Aquéllas y éstos, defendidos con tenacidad frente al poder antidemocrático, proclamados con fervor en el momento constituyente, invocados con generosidad cuando gobernaban otros, pasaron sin solución de continuidad a ser la dimensión incómoda, perturbadora incluso de la democracia. Precisamente cuando la democracia, se decía, habría alcanzado sus cotas más altas de realización.

El fenómeno tornó cuerpo en una falacia ampliamente difundida en estos años: la exigencia garantista deja de tener o pierde parte de su sentido frente al Gobierno legítimo, y más si ungido por un superávit de legitimación por el respaldo de una abrumadora mayoría.

Cuando ese poder es la policía, lo que se pide para ella es tolerancia con una política de manos libres. Más libres cuanto mayor sea la entidad de los problemas a los que ha de hacer frente. Ayer el terrorismo, hoy la droga.

Cualquier perplejidad manifestada sobre la bondad de la propuesta encontrará una respuesta ad hominem, codificada: el problema está en el que duda, que, seguramente, no ha depurado su subconsciente de reminiscencias policial-franquistas.

Desde ese presupuesto, se calificó de "terrorismo psicológico" el simple ejercicio de la jurisdicción en un caso de tortura por un tribunal del País Vasco; se practicó el linchamiento político e incluso ¡jurídico! con una magistrada bien conocida, que cumplía con su deber constitucional; se han demonizado las dudas de inconstitucionalidad sobre una ley lamentable...

Desde ese presupuesto, el tormento, sobre el que Marcos Gutiérrez, un insigne procesalista de principios del XIX español, prefiere guardar silencio para no manchar las páginas de su obra, encuentra hoy una comprensión y una tolerancia intranquilizadoras en las del Boletín Oficial del Estado, de un Estado de derecho de la Europa de finales del siglo XX.

Es difícil entenderlo; como no debe ser fácil explicarlo.
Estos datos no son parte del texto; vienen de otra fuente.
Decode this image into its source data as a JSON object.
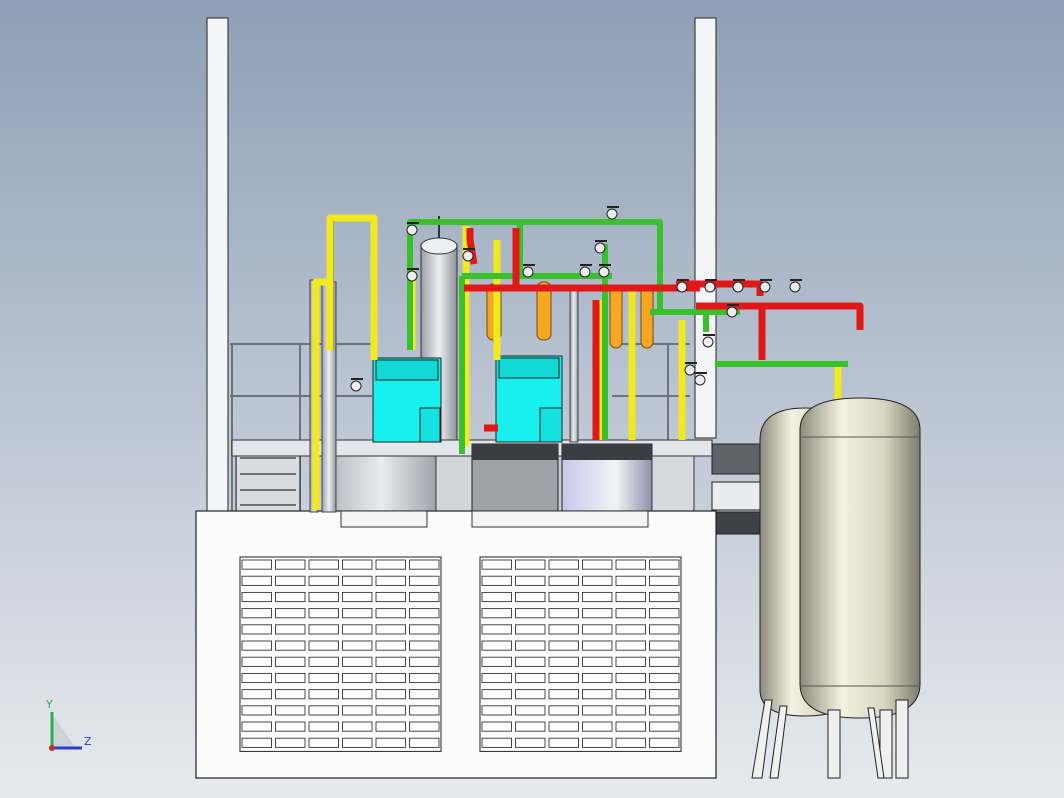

Así, no parece que el acuerdo del Consejo de Ministros cuente con una fundamentación convincente; que tampoco lució en las palabras embarazadas del responsable del Interior ante el órgano de expresión de la soberanía popular.
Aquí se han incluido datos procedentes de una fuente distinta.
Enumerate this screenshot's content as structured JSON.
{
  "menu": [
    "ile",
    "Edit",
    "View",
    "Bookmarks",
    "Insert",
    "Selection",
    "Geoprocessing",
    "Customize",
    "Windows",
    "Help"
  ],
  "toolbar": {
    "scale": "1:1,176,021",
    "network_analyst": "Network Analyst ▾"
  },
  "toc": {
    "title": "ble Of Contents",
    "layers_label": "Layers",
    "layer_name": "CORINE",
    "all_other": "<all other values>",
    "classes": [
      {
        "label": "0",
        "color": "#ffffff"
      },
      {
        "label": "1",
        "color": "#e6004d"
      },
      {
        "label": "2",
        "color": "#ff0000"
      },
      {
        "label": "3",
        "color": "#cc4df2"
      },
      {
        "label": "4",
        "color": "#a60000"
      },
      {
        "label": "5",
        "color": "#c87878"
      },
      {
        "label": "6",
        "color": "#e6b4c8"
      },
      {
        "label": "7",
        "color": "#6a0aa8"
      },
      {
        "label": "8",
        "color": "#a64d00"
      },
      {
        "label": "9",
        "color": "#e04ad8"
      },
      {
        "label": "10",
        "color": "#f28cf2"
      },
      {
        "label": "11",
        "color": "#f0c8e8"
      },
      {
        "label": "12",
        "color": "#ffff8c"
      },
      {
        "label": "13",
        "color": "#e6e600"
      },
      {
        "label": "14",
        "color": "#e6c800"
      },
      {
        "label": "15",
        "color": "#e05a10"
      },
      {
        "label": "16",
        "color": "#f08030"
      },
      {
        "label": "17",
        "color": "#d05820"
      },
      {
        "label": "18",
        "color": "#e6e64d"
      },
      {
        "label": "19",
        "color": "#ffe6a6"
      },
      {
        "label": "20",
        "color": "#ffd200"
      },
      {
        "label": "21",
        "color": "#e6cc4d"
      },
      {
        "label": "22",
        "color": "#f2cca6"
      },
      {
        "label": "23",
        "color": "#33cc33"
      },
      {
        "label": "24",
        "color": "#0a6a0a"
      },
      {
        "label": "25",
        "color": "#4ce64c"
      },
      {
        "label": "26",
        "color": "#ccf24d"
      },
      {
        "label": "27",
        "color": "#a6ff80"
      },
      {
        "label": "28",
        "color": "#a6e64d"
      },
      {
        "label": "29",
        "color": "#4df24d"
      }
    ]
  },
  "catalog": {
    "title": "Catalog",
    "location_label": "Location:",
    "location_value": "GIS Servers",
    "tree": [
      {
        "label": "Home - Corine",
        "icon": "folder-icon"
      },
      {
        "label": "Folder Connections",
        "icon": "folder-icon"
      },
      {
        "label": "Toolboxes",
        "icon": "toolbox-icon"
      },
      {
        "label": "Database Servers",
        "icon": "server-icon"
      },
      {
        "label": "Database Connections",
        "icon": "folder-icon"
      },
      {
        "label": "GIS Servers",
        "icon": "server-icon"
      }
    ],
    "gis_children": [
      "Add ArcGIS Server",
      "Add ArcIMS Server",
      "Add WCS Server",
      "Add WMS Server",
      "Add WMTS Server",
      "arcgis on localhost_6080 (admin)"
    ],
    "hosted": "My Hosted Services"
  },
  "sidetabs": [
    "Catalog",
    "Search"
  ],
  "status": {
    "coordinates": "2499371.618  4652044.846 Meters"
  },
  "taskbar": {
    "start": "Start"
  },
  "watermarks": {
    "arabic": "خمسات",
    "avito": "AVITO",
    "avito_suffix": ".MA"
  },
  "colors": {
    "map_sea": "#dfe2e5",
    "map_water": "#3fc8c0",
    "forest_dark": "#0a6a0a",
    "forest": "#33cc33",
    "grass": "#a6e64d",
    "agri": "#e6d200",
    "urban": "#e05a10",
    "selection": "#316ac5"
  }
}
Con ello resulta que un acto de puro decisionismo inmotivado deja sin efecto una sentencia firme, se coloca por encima de la ley, y llega a la opinión, como hecho consumado, sólo porque, afortunadamente, hay periodistas que, inasequibles al aburrimiento, bucean con celo encomiable en la letra menuda de la Gaceta.

Resulta también que razones de gobierno, inescrutables por su opacidad, limitan de facto la operatividad de valores constitucionales de incondicionada vigencia. Y siembran el desconcierto mediante un ejercicio difícilmente comprensible del indulto, que, sin embargo, no beneficia a un sinnúmero de delincuentes por delitos menores, que no pusieron en riesgo ningún derecho fundamental, ni actuaron defraudando la confianza de las instituciones. Se sugiere así un paradójico sentido de la jerarquía de bienes jurídicos dignos de tutela.

La lección puede ser terrible, por decepcionante: algunos principios son sólo un recurso estético. Sirven, ocasionalmente, para ganar elecciones o hacer oposición, pero no tanto como instrumento de gobierno. Hay, o parece haber, una preocupante continuidad de las técnicas de gestión del orden público que hace que las posibles discontinuidades en otros ámbitos sean en éste un simple juego de vasos comunicantes, por vía de desagües.

Pero, tranquilos, ¡aquí no pasa nada! Y los escépticos en materia de vigencia de algunas garantías ya saben: ahora los argumentos son de peso. Se cuentan por kilos de sustancia aprehendida (no importa el cómo ni la que siga afluyendo al mercado, que soporta tan bien esos embites); se miden por miles de personas detenidas a ojo. A despecho de lo que ocurra después en los tribunales, que incluso no interesa. Porque en tiempos de alta velocidad la justicia ha anticipado sus momentos de intervención; ha agilizado hasta el límite los procedimientos. Ha descubierto la figura del sheriff. Y si al final a éste, no obstante ser tan rápido, llegara a escapársele algo, siempre puede ponerse después remedio a la situación. Como ahora. Con un poco de gracia. Yo no hablaría de derecho de gracia.